The FTC’s Abusive Cyber Enforcement
For years, the Federal Trade Commission has had nearly absolute power over how companies manage their digital security. In theory, this arrangement protects consumers. But in reality, at least according to one federal court, the FTC has been abusing its authority.
The FTC has brought more than 60 cybersecurity cases since 2002, often ordering companies to overhaul their cybersecurity operations despite no adjudication of any wrongdoing or specific legal violation. That kind of demand exceeds the commission’s authority, according to a ruling last month from the 11th U.S. Circuit Court of Appeals.
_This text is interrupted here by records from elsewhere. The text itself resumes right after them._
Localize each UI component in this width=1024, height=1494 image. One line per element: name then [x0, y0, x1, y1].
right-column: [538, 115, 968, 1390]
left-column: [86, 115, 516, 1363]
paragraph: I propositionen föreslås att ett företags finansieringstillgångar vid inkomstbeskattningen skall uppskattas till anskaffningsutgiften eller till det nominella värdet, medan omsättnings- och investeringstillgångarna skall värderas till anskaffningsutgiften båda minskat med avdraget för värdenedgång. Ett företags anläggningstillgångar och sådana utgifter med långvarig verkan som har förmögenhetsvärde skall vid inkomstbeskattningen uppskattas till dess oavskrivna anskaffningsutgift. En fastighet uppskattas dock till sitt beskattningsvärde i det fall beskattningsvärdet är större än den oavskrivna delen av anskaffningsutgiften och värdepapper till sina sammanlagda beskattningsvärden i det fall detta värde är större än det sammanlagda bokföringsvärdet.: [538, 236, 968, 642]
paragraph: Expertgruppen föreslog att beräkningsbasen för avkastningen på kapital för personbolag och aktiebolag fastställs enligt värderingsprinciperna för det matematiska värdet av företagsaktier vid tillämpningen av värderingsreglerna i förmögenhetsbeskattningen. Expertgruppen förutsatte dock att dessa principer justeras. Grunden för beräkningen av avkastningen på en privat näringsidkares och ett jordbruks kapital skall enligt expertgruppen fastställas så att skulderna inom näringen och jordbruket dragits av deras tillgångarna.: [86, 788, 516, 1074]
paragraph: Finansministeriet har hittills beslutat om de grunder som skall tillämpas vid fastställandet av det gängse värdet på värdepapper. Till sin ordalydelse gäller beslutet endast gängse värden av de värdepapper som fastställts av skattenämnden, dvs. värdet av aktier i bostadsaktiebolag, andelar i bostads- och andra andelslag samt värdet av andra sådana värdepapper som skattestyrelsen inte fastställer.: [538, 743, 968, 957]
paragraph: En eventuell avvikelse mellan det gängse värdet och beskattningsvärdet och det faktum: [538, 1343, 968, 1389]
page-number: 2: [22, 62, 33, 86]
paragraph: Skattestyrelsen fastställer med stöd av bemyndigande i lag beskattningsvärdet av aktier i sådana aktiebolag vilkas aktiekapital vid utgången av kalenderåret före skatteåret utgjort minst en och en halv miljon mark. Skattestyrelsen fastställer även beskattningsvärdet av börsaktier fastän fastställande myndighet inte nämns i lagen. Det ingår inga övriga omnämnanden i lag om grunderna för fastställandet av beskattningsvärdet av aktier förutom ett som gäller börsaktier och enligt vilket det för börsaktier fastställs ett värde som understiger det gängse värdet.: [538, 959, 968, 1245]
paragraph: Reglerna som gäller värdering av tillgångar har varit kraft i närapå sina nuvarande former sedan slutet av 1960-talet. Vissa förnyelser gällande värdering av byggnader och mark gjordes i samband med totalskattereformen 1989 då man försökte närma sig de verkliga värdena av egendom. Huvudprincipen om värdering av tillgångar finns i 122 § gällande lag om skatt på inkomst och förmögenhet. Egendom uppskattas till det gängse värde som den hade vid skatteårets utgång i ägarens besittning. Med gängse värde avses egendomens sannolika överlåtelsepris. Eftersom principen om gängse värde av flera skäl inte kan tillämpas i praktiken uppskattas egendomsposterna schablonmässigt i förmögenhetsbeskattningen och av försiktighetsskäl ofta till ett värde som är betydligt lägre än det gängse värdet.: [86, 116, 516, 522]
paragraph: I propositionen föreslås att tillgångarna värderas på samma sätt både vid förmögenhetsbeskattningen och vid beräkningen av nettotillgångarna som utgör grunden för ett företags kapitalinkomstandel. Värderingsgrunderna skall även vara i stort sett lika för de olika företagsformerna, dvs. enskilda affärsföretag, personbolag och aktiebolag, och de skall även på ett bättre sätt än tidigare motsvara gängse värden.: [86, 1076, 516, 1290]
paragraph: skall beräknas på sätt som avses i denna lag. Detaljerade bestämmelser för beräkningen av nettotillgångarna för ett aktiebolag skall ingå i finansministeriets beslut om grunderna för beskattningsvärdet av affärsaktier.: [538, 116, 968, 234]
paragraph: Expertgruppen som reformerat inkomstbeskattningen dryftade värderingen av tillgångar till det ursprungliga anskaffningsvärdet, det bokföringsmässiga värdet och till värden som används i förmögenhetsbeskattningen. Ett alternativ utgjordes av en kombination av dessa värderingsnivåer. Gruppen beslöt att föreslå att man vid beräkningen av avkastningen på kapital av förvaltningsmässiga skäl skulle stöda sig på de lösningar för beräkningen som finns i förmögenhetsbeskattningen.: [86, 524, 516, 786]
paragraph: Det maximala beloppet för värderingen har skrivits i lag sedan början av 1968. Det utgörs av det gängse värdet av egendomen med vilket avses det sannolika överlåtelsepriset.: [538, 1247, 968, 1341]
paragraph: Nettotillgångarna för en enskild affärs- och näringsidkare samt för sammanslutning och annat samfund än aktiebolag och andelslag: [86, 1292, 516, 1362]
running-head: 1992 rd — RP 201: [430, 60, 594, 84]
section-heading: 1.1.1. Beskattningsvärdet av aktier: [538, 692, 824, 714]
The court held that the FTC must lay out concrete data-security standards for companies to follow, rather than relying on “an indeterminable standard of reasonableness.” If the ruling stands—which is likely, since the FTC’s only remaining legal option is a long-shot appeal to the Supreme Court—it will cause a sea change in the commission’s cyber enforcement.
At the center of the case is LabMD, a startup that worked with physicians to perform cancer screenings. LabMD is now defunct, but when this saga began a decade ago, it was a promising company with 30 employees and $4 million in revenue.
In 2008, LabMD was approached by Tiversa, a private cybersecurity firm in Pittsburgh. Tiversa claimed that a file containing LabMD’s sensitive patient information had been found unprotected on the internet. Tiversa offered to help LabMD address the problem—for a price.
Quickly, LabMD’s internal team found the apparent issue on its own. A billing manager who wanted to download music had used a file-sharing program, contrary to company policy. This inadvertently exposed a file on her computer containing billing data on some 9,000 patients: birth dates, Social Security numbers, laboratory test codes. After removing the program, LabMD declined to hire Tiversa.
The next year, Tiversa arranged to deliver the data file to the FTC, which soon began investigating LabMD. In 2013, after LabMD declined to settle the case, the FTC launched an enforcement action seeking to overhaul the company’s practices, including by requiring it to have a third-party security assessment performed biennially for the next 20 years. One of the commissioners, J. Thomas Rosch, had warned against relying on evidence provided by Tiversa, because the company had a conflict of interest. His plea was ignored, and his term expired.